28      A República Bolivariana da Venezuela responde que a circunstância de o artigo 20.o do Regulamento 2017/2063 a subtrair a priori do seu âmbito de aplicação não impede que este artigo produza efeitos jurídicos a seu respeito. Os artigos 75.o e 215.o TFUE conferem precisamente poderes à União para adotar sanções económicas destinadas a produzir efeitos em países terceiros. As disposições impugnadas proíbem, no caso vertente, que lhe sejam fornecidos equipamento militar, tecnologia, software e serviços conexos, a fim de evitar que os utilize, por assim dizer, para fins de repressão interna e de a levar a alterar a sua pretensa política de repressão.
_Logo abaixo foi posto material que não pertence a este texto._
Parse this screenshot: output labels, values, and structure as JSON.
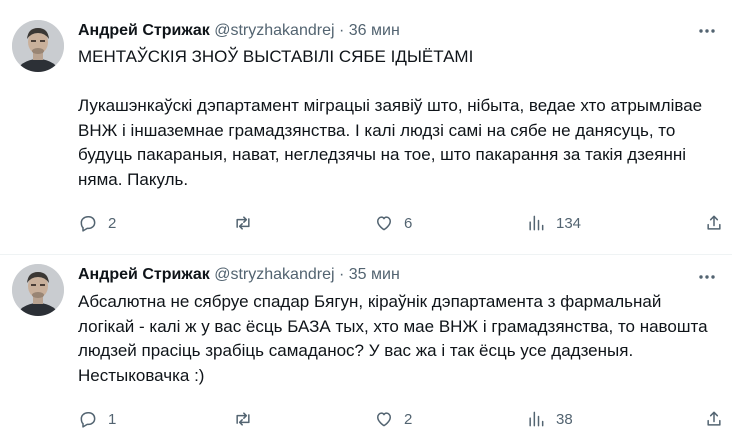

Para alcançar esse objetivo, as disposições impugnadas restringem o exercício de certos direitos de que a República Bolivariana da Venezuela poderia ter beneficiado por força do direito internacional, como o direito de negociar ou celebrar contratos com os fornecedores europeus de serviços e de equipamentos.

29      Recorde‑se que, segundo jurisprudência constante, a condição segundo a qual a decisão que é objeto de recurso deve dizer diretamente respeito a uma pessoa singular ou coletiva, tal como prevista no artigo 263.o, quarto parágrafo, TFUE, exige que estejam reunidos dois critérios cumulativos, a saber, que a medida contestada, por um lado, produza diretamente efeitos na situação jurídica da recorrente e, por outro, que não deixe nenhuma margem de apreciação aos seus destinatários que estão incumbidos da sua aplicação, uma vez que esta tem caráter puramente automático e decorre exclusivamente da regulamentação da União, sem aplicação de outras regras intermédias (Despacho de 8 de outubro de 2015, Agrotikos Synetairismos Profitis Ilias/Conselho, T‑731/14, não publicado, EU:T:2015:821, n.o 26, e Acórdão de 13 de setembro de 2018, Almaz‑Antey/Conselho, T‑515/15, não publicado, EU:T:2018:545, n.o 62).

30      Recorde‑se igualmente que, para determinar se um ato produz efeitos jurídicos, importa ter em conta, designadamente, o seu objeto, o seu conteúdo, o seu alcance, a sua substância assim como o contexto jurídico e factual no qual esse ato foi adotado (v. Despacho de 8 de março de 2012, Octapharma Pharmazeutika/EMA, T‑573/10, EU:T:2012:114, n.o 30 e jurisprudência referida).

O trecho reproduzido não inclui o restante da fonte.